Diese Band braucht Kritik

LEGENDE The Fall hatten im Berliner Club Maria ihren einzigen Auftritt in Deutschland im Jahr 2010. Frontman Mark E. Smith ist ihr Gott und ihr Problem

The Fall sind eine Rockband und legendär. Gegründet vom Sänger Mark E. Smith im Jahre 1976, wurde nach Belieben des Frontmanns jede Position in der Band, die noch immer aus Bass, Gitarre, Schlagzeug und Keyboard besteht, mehrfach neu besetzt. Mit manchen Bandmitgliedern war oder ist er verheiratet, anderen widmet er, sobald sie ausgeschieden sind, böse Songs, manche durften zurückkehren, wurden dann aber wieder gefeuert. Dennoch gilt für die Band weiterhin das Diktum „always different, always the same“, mit dem der legendäre Radiomoderator John Peel seine Lieblingsband beschrieb. Dies muss an „MES“ liegen, wie Fans den Sänger der „Mighty Fall“ – ebenfalls ein Fanausdruck – nennen. Entsprechend wurde er bejubelt, als er in der Freitagnacht zum Ende eines großartigen Instrumentalstücks erstmals die Bühne betrat. The Fall spielten im Berliner Club Maria ihren einzigen Auftritt in Deutschland im Jahr 2010. Ben Biel, einer der Macher des Clubs, darf sich glücklich schätzen, mit der Band befreundet zu sein.

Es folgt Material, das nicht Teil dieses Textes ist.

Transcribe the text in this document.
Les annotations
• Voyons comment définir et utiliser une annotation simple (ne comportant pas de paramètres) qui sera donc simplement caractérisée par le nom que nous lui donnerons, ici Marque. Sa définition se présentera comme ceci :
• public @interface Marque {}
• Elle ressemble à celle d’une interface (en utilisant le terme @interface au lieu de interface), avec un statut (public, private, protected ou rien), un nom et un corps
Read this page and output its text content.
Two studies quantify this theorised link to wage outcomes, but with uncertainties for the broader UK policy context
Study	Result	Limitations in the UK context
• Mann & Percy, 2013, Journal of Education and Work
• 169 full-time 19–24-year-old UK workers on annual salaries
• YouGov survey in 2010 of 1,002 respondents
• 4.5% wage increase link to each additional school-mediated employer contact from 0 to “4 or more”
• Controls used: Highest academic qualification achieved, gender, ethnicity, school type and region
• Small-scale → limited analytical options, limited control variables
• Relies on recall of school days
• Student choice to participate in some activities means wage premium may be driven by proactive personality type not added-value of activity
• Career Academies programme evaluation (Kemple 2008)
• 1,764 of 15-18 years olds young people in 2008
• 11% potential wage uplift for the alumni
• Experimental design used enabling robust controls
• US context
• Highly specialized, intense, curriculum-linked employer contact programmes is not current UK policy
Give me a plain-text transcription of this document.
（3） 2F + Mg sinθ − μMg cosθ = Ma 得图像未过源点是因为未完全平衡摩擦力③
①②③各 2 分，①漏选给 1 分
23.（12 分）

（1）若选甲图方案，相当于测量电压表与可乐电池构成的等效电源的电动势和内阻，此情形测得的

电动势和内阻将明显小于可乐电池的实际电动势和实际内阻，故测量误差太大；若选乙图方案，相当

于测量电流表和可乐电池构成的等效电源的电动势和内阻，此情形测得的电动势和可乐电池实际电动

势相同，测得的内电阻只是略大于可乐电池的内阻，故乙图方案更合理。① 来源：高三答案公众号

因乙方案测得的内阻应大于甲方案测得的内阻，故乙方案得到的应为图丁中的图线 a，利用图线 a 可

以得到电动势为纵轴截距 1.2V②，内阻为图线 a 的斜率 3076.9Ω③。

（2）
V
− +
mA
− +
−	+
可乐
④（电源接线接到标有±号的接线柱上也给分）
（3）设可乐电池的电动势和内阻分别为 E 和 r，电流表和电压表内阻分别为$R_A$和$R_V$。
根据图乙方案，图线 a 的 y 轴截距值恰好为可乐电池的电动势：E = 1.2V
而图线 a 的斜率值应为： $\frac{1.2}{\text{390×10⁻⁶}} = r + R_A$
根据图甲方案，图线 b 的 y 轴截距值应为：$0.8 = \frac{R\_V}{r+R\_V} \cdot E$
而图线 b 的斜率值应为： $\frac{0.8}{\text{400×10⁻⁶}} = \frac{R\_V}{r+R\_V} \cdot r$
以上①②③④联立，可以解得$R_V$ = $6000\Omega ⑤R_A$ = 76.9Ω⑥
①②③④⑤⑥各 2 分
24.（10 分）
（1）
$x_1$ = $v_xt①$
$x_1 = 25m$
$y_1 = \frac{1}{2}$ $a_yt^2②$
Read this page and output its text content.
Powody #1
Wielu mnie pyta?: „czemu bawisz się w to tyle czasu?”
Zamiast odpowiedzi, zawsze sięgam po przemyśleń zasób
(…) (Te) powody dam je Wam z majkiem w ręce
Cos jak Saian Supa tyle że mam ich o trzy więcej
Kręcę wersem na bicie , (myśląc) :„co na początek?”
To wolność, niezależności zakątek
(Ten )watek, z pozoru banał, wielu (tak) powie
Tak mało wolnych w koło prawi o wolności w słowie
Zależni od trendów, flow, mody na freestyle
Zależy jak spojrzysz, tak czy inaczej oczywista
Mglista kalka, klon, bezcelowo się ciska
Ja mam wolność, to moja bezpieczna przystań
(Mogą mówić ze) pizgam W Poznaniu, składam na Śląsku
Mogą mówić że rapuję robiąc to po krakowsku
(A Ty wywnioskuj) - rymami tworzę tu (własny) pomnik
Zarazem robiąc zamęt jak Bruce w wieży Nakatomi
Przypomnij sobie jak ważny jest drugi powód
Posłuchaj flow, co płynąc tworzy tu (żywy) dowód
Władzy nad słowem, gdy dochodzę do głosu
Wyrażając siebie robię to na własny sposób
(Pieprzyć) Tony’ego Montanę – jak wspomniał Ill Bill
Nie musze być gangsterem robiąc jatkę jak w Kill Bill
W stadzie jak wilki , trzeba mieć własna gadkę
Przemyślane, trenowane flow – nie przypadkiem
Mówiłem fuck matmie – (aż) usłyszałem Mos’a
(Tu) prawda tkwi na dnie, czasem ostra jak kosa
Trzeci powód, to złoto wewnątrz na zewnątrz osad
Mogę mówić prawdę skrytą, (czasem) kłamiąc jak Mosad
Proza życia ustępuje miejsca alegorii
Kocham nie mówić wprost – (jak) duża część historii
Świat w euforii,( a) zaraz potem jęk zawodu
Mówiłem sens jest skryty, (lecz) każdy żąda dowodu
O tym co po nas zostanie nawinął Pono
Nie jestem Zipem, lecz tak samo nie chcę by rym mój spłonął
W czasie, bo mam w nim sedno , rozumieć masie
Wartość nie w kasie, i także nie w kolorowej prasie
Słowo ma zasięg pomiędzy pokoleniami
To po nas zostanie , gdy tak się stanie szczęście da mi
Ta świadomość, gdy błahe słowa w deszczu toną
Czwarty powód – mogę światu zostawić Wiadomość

Während sich im Gesicht des zweiundfünfzigjährigen Smith das enge Zusammenleben mit Drogen und Alkohol deutlich abzeichnet, sind die anderen Bandmitglieder deutlich jünger und ungemein gut. Sie müssen dies auch sein, denn die Performance von Smith braucht eine verlässliche Ordnung. Zwar verpasst Smith, der seine Songs wie eh und je verlallte, verzischte, verbellte und verschrie, zwar nie seinen Einsatz, doch ist es ihm seit Jahren darum zu tun, jedes Mikrofon auf der Bühne zum Gesangsmikro zu erklären. Auch das seiner Ehefrau Eleni Poulou, die neben ihrem Keyboardspiel auch für den Backgroundgesang zuständig ist, eignete er sich zuletzt an.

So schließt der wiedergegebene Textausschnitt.